Adult shops concern Peabody
A request to allow adult entertainment shops in Peabody brought 40 residents to voice their concerns at Monday’s city council meeting.
Mayor Larry Larsen laid out presentation rules that set the tone for the meeting.
After preliminary actions, Peabody resident Terry Tucker, who owns an online adult entertainment referral service, addressed the council asking if someone acting as an escort would need to have a license and if the city had any restrictions on this type of business.
County attorney Rob Lane said no license is necessary, and at this time, there is no ordinance that specifically addresses the issue.
On completion of her inquiry, community members asked many questions regarding the nature of the businesses she was proposing to bring to their town.
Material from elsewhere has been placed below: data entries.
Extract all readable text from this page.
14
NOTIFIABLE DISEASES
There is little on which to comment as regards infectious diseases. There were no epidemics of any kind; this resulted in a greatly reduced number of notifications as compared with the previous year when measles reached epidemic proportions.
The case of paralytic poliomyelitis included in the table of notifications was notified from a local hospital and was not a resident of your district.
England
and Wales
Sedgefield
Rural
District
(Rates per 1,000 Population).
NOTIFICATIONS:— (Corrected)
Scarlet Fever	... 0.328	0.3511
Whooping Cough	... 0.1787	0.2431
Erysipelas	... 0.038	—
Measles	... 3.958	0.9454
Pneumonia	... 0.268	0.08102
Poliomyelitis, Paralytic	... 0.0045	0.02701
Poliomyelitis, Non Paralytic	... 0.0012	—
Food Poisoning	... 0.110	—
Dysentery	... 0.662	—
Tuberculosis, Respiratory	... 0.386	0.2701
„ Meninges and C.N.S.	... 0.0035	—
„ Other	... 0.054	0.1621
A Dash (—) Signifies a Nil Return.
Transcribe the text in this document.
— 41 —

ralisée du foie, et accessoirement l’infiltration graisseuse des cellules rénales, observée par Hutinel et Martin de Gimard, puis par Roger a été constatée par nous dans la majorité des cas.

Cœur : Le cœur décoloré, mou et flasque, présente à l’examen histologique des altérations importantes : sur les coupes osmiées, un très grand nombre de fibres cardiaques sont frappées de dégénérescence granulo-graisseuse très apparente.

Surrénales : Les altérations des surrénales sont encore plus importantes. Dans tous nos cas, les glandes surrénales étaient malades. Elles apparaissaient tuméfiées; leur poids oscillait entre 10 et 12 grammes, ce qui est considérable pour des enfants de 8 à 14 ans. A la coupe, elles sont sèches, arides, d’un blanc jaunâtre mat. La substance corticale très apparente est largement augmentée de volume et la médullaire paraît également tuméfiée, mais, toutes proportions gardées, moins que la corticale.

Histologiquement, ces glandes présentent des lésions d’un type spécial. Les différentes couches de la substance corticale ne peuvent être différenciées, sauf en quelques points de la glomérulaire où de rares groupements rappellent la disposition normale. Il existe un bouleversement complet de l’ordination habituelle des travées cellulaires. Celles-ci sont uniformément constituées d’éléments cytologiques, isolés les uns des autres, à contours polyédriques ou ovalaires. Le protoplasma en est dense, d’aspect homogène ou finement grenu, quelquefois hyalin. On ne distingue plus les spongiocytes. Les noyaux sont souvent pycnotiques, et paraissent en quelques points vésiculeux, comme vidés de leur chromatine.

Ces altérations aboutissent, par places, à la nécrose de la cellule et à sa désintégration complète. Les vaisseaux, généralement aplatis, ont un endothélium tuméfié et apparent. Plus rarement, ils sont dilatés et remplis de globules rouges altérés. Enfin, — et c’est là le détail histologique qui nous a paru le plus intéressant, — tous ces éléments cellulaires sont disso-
Tucker said shops she was proposing to bring to Peabody would include adult entertainment, escort services, topless dancing and a pop bar — which is a bar that does not serve alcohol and features nude dancing.
Army combat veteran and Newton police sergeant Michael Stinger said he has much experience dealing with these types of businesses and many objections.
They included the possibility of additional police services needed, human trafficking, and identity theft.
“We have a deep-rooted moral compass here in Peabody and we don’t want that kind of business here,” he said. “We are sitting ducks for people like this.”
Another resident brought up city regulations that set distances for certain types of businesses in relation to schools and churches. She was concerned about the Hub, a place where her kids hang out, being in close proximity to the proposed shops.
Many residents were concerned about possible negative consequences for people wanting to move to Peabody. The community has been working to entice people and businesses to Peabody but objectors think the shops would put people off.
Council members and the city attorney advised Tucker to research for regulations and licensing with her attorney, then come back to council for discussion.
Council member Travis Wilson moved to not pay a Marion County Community Economic Development Corp. for the first half of 2018 and not fund the group for the end of 2018 and all of 2019.
The vote was three to one not to pay, with councilman Tom Spencer opposed. Spencer said he believed the council should pay a commitment made.
Peabody-Burns student and city resident Madelynn Blythe explained her Girl Scout Take Action project.
She would like to provide three plastic trash bins for recycling — two for events at the high school and one for community events.
“If the city has a big event, you can use the school containers too,” Madelynn said. “I hope to reduce our carbon footprint.”
Bins were purchased by the organization so there would be no cost to the city.
Larsen applauded Madelynn for her willingness to complete the project on her own initiative. Her request was granted.
Council members declined to grant any further time extensions to Marty Stevenson, 407 N. Plum, who is under order to bring his property up to city code.
Following procedure, council did not give Stevenson another extension.
Fall cleanup will begin Oct. 14 with items being placed on the curb and pickup will be Oct. 20.